We next examined the mRNA levels of vaginal opening-related genes including Adamts18, Bbc3, Bid, Bim, Ctnnb1, Epha1, Gpc3, Lhfpl2, Map3k1, Pax8 and Sema4d. Compared with WT females, only the mRNA levels of Ctnnb1 were significantly decreased in the vaginas of Rarα−/− females with vaginal closure (Fig. 4G). These results indicate that the decrease of β-catenin in the vaginas of Rarα−/− females is involved in the closed vaginal phenotype.
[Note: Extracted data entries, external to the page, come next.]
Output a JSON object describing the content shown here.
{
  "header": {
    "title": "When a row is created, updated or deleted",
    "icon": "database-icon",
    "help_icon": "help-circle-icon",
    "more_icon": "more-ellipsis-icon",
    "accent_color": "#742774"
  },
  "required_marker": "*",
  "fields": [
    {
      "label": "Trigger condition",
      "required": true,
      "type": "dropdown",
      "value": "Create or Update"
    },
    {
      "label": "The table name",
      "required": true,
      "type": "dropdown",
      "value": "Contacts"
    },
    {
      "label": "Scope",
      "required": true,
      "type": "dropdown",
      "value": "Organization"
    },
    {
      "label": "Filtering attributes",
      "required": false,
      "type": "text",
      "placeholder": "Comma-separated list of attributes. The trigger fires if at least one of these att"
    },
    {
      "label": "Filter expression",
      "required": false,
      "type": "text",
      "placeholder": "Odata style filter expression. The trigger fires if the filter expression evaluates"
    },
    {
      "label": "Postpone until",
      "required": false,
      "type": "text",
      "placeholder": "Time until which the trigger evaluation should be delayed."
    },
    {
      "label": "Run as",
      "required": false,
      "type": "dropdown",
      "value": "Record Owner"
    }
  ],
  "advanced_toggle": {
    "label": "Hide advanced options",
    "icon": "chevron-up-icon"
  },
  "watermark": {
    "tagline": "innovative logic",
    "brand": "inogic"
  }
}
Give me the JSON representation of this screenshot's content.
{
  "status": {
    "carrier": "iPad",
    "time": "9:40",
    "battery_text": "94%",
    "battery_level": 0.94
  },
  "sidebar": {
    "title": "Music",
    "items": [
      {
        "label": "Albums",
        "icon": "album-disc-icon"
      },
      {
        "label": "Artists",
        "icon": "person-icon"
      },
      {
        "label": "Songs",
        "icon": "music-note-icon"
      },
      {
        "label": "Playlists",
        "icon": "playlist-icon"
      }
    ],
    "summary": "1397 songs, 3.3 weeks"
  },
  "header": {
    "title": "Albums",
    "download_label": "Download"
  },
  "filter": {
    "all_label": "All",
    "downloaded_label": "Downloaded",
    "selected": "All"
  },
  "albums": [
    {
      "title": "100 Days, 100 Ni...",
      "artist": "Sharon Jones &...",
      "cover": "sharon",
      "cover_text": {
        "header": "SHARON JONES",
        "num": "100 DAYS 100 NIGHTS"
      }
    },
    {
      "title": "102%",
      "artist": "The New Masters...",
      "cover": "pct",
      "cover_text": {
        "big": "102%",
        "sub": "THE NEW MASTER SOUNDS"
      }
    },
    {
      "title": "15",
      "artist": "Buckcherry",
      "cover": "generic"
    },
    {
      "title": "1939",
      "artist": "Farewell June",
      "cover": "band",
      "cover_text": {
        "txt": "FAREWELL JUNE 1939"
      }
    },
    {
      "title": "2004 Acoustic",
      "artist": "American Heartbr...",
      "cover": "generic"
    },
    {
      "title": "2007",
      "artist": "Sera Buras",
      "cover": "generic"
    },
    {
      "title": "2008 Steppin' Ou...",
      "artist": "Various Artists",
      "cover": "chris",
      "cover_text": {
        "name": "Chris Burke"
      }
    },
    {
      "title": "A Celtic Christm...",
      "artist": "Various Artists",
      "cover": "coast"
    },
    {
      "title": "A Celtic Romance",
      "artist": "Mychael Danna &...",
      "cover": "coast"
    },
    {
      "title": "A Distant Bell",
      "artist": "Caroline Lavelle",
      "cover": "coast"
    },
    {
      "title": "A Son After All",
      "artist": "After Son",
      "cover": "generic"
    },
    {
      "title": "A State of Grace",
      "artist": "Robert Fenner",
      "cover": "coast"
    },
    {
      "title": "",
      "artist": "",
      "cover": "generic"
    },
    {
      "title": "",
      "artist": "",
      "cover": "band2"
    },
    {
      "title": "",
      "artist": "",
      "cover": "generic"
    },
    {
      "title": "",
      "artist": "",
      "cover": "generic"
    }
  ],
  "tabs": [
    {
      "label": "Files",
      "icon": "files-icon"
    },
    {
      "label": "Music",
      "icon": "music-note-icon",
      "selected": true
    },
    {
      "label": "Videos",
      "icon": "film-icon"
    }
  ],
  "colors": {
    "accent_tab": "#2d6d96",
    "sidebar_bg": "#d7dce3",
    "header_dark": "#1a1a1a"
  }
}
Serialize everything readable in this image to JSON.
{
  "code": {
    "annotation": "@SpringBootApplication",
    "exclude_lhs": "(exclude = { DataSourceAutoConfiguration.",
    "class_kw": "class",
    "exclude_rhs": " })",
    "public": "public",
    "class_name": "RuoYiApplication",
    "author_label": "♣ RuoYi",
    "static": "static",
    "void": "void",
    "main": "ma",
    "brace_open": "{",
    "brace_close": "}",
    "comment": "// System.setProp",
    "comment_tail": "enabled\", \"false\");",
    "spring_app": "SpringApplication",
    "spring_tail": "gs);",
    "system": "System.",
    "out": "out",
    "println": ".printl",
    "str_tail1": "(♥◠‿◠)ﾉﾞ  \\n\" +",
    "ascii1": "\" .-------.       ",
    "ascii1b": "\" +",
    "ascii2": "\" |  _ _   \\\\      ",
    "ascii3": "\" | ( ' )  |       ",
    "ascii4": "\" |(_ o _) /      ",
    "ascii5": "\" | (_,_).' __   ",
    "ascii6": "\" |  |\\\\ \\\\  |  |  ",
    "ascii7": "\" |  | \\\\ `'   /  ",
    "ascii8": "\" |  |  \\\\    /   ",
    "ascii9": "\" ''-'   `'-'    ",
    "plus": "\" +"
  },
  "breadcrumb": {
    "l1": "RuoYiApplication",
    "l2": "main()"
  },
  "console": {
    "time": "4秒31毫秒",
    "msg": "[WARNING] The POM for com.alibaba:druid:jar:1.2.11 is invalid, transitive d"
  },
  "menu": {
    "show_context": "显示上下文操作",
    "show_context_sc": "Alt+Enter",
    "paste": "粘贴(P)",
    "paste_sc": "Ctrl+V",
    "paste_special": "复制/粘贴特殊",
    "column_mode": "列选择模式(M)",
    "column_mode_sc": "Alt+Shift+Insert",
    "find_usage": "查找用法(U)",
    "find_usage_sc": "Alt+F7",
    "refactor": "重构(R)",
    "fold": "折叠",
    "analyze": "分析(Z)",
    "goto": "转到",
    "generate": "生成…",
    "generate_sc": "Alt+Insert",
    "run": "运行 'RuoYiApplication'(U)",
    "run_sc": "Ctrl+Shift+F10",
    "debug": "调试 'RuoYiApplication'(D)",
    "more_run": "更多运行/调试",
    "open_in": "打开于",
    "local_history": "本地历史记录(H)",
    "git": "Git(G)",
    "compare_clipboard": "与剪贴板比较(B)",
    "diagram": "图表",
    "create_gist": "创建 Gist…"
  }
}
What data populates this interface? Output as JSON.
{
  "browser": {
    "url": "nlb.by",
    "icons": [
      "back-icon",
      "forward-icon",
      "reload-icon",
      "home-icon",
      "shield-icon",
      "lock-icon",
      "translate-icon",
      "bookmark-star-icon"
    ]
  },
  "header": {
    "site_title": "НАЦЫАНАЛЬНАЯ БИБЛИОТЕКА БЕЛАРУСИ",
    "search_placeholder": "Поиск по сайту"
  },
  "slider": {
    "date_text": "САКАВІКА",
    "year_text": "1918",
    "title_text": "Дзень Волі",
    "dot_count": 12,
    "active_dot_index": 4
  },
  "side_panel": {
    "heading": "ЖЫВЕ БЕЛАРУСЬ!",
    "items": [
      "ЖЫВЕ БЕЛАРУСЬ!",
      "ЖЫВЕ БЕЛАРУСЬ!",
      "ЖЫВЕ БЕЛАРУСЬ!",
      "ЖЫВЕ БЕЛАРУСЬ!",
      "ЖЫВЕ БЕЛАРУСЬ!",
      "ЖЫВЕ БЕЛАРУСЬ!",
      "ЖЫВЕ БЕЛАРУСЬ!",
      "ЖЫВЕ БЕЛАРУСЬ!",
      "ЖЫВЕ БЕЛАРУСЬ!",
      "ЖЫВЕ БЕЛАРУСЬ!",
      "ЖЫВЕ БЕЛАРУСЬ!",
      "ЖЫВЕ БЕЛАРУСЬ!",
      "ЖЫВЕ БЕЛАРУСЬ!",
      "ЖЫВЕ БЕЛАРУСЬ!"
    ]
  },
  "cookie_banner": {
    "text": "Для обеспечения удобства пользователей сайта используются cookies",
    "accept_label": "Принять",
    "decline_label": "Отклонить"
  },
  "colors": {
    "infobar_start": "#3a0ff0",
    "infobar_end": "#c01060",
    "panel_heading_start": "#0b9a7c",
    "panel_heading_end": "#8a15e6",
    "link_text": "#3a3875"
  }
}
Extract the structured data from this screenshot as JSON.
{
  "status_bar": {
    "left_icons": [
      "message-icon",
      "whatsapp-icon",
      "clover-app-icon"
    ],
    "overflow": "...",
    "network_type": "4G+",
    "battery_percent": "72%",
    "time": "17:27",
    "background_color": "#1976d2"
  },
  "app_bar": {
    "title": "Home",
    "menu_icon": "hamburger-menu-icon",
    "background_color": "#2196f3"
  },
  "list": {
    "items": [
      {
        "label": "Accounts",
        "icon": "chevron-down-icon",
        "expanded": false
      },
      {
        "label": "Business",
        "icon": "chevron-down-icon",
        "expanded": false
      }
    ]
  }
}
RA treatment promotes β-catenin expression and apoptosis progression in the vaginas

RARs form heterodimers with RXRs and act as ligand-regulated transcription factors through binding specific RA response element sequences (RAREs, (A/G)G(G/T)TCA), which are usually located in the promoters of target genes [31]. RA promotes β-catenin expression in hippocampal neural stem cells [32]. Therefore, we analyzed the 1-2000 bp (bp) of the Ctnnb1 promoter region and found three potential RARE-binding sites (Fig. S6A). The female mice at 12 dpp were initially subjected to ovariectomy, and then these females at 14 dpp were injected with RA (OVX-RA group) or with vehicle only (OVX-oil group. Figure 5 A). The mRNA levels of Ctnnb1, Bak and Bax were significantly increased, and those of Bcl2 were significantly decreased in the vaginas of OVX-RA group contrast to OVX-oil group (Fig. 5B). Consistent with this, the protein levels of β-catenin and BAX were significantly increased, and BCL2 was significantly decreased in OVX-RA group (Fig. 5C and D). The protein levels of active β-catenin were also significantly increased (Fig. 5E). These findings indicate that RA signaling promotes β-catenin expression and activity and the apoptosis of the vaginal epithelium, ultimately triggering the vaginal opening.

Fig. 5

The effect of E2 and RA treatment on vaginal epithelial cell apoptosis and Ctnnb1 mRNA levels in WT females. (A) The strategy of RA and E2 treatment in WT ovariectomized females. After ovariectomy (OVX), the females at 14 dpp received daily subcutaneous injections (s.c.) of E2 (0.1 µg/kg body weight. OVX-E2 group), RA (2.5 mg/kg body weight. OVX-RA group) or vehicle oil (OVX-oil group) until 17 dpp, and the females were sacrificed for experiments on vaginal tissue 24 h later. (B) The mRNA levels of Raldh2, Raldh3, Rarα, Rarγ, Rxrα, Rxrβ, Ctnnb1, Bak, Bax, and Bcl2 in the vaginas of OVX-E2 and OVX-oil groups, and the mRNA levels of Ctnnb1, Bak, Bax, and Bcl2 in the vaginas of OVX-RA and OVX-oil groups. The mRNA values of OVX-oil groups were set as 1, and those of other gens were normalized accordingly. (n = 3 independent experiments). Data are presented as mean ± SEM. *P < 0.05, **P < 0.01, ***P < 0.001 vs. the OVX-oil group. (C, D, E) The protein levels of RARα, RARγ, β-catenin, active β-catenin, BAK, BAX and BCL2 in the vaginas of OVX-E2 and OVX-oil groups, and the protein levels of β-catenin, active β-catenin, BAK, BAX and BCL2 in the vaginas of OVX-RA and OVX-oil groups. GAPDH was used as a loading control. (n = 3 independent experiments). Data are presented as mean ± SEM. *P < 0.05, **P < 0.01 vs. the OVX-oil group. (F) The proposed model for RA-RAR signaling in vaginal opening

It is reported that RA biosynthetic enzymes and receptors are up-regulated by E2 treatment in rat prostates [33]. We analyzed the 1-2000 bp (bp) in the promoter regions of Raldh2, Raldh3 and Rarα, and found a potential estrogen response element sequence (EREs, AGGTCA) [34] in each of the promoter regions of these genes (Fig. S6B, C and D). Thus, we investigated the effect of E2 treatment on the expression of RA signaling molecules in the vaginas of ovariectomized females (OVX-E2 group. Figure 5 A). Compared with the OVX-oil group, the mRNA levels of Raldh2, Raldh3, Rarα, Rarγ, Rxrα and Rxrβ were significantly increased in the vaginas of OVX-E2 group (Fig. 5B). Consistent with this, the protein levels of RARα and RARγ were significantly increased in the vaginas of OVX-E2 group (Fig. 5C and D). Interestingly, the mRNA and protein levels of β-catenin, active β-catenin, BAK and/or BAX were also significantly increased, and those of BCL2 were significantly decreased in the vaginas of the OVX-E2 group in contrast to the OVX-oil group (Fig. 5B, C, D and E). These results suggest that E2 could promote vaginal opening by up-regulating RA signaling molecule expression in the vaginas.